Sobre ser médico no Interior, diz que “é uma questão de humanidade”. “Muitos dos idosos que cuido querem uma palavra amiga, uma mão que aperta e alguém que lhes diga que está tudo bem.” Ainda que considere que há falta de recursos na saúde nas terras do Interior, deixa de lado colocar a “culpa” nos profissionais. “É preciso mostrar aos médicos que viver no Interior é bom.” E por isso aceitou partilhar a sua história, porque acredita que o amor que sente pela terra poderá convencer alguém a arriscar.

A dificuldade burocrática que assume existir nunca lhe toldou o tom positivo com que fala do país onde agora trabalha. Ainda está em Mirandela com visto de residência e a tratar da “papelada” para conseguir a nacionalidade. Quanto à especialidade, não exerce em Portugal aquela com que sempre sonhou e para a qual estudou na Argentina: saúde mental. Não conseguiu ver essa parte específica do seu currículo reconhecida por cá. “Tenciono a médio prazo apostar nesse reconhecimento para conseguir ajudar o Interior do país numa área ainda mais debilitado do que a saúde em geral: a psiquiatria.” “Ajudar” é a palavra repetida vezes sem conta. Ajudar a terra. Ajudar as pessoas. Ajudar o país que o acolhe pela segunda vez.

Voltemos ao casal bragantino. Viorica Gradinaru chegou a Portugal quando Andrei já por cá se tinha instalado. Aterrou em Bragança grávida da primeira filha. Ainda sem falar português, decidiu, no primeiro ano, ficar em casa a cuidar da filha. E começar a ambientar-se à nova realidade. Aprendido o português, feito o ano comum, e realizado o exame de admissão, a primeira notícia não foi positiva: não conseguiu nota para entrar na especialidade que queria. Mas partiu para a segunda ronda.
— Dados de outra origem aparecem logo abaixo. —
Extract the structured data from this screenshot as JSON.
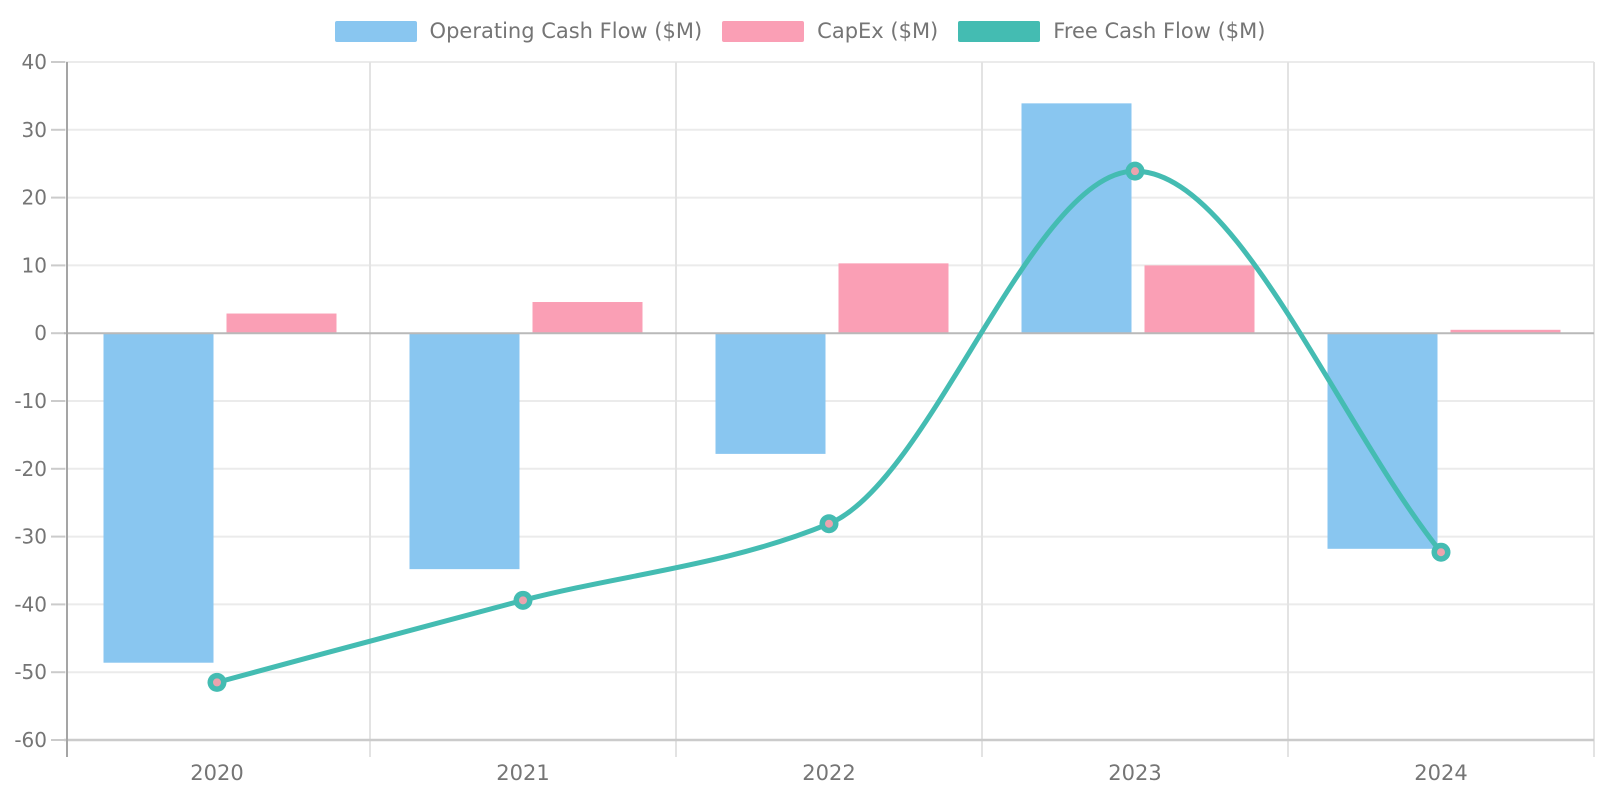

Fez recentemente o exame – “acho que desta vez até correu melhor” – e está a aguardar a nota para saber se é desta que consegue exercer na área de sonho.
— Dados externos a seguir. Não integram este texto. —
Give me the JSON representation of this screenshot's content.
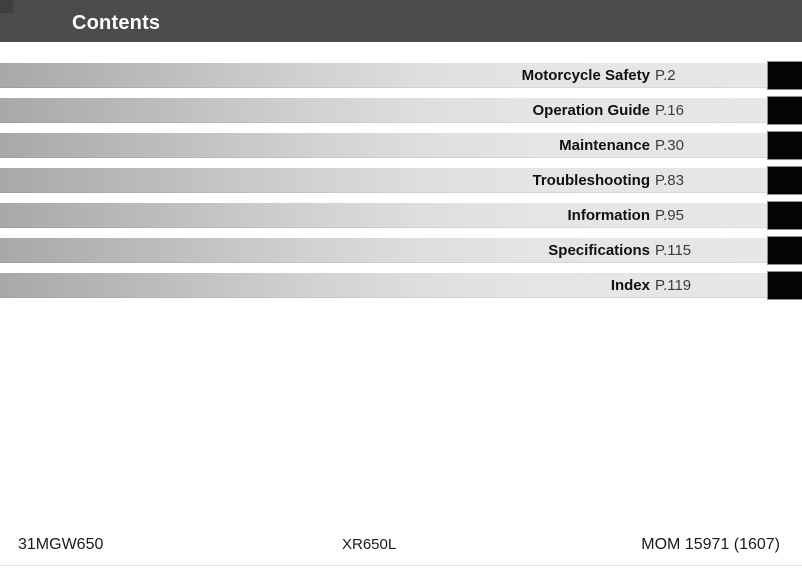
{
  "header": {
    "title": "Contents"
  },
  "toc": {
    "items": [
      {
        "label": "Motorcycle Safety",
        "page": "P.2"
      },
      {
        "label": "Operation Guide",
        "page": "P.16"
      },
      {
        "label": "Maintenance",
        "page": "P.30"
      },
      {
        "label": "Troubleshooting",
        "page": "P.83"
      },
      {
        "label": "Information",
        "page": "P.95"
      },
      {
        "label": "Specifications",
        "page": "P.115"
      },
      {
        "label": "Index",
        "page": "P.119"
      }
    ]
  },
  "footer": {
    "left": "31MGW650",
    "center": "XR650L",
    "right": "MOM 15971 (1607)"
  },
  "colors": {
    "header_bg": "#4b4b4b",
    "bar_gradient_start": "#a8a8a8",
    "bar_gradient_end": "#e7e7e7",
    "tab": "#040404",
    "title_text": "#ffffff"
  }
}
Apesar de ainda não exercer nenhuma especialidade médica, Viorica Gradinaru trabalha no Hospital de Bragança, no grupo de controlo de infeções hospitalares. Corrobora a ideia do marido de que, pela terra que agora chamam deles, não há falta de trabalho para os profissionais da saúde. Nem falta de trabalho, nem de condições. Elogia a facilidade que tem nas viagens casa-trabalho-escola, as paisagens verdes que pode apreciar a dois passos de casa e poder educar as filhas num ambiente saudável.

O privado nunca foi opção, para nenhum dos dois elementos do casal. Não se revêm no sistema. “Queremos cuidar das pessoas e por isso é que acreditamos no Serviço Nacional de Saúde”, frisa Andrei. E o casal gostava de ver esse sentido de missão replicado pelos jovens futuros médicos. “Muitos preferem não escolher nenhuma vaga do que ficarem colocados numa vaga no Interior.” O que, sublinham, não faz sentido. É por aqui, entre a pacatez do Interior e a movimentação de uma capital de distrito, que “mais precisam deles”. “É no Interior do país onde mais se vive a missão da medicina.” Cuidar.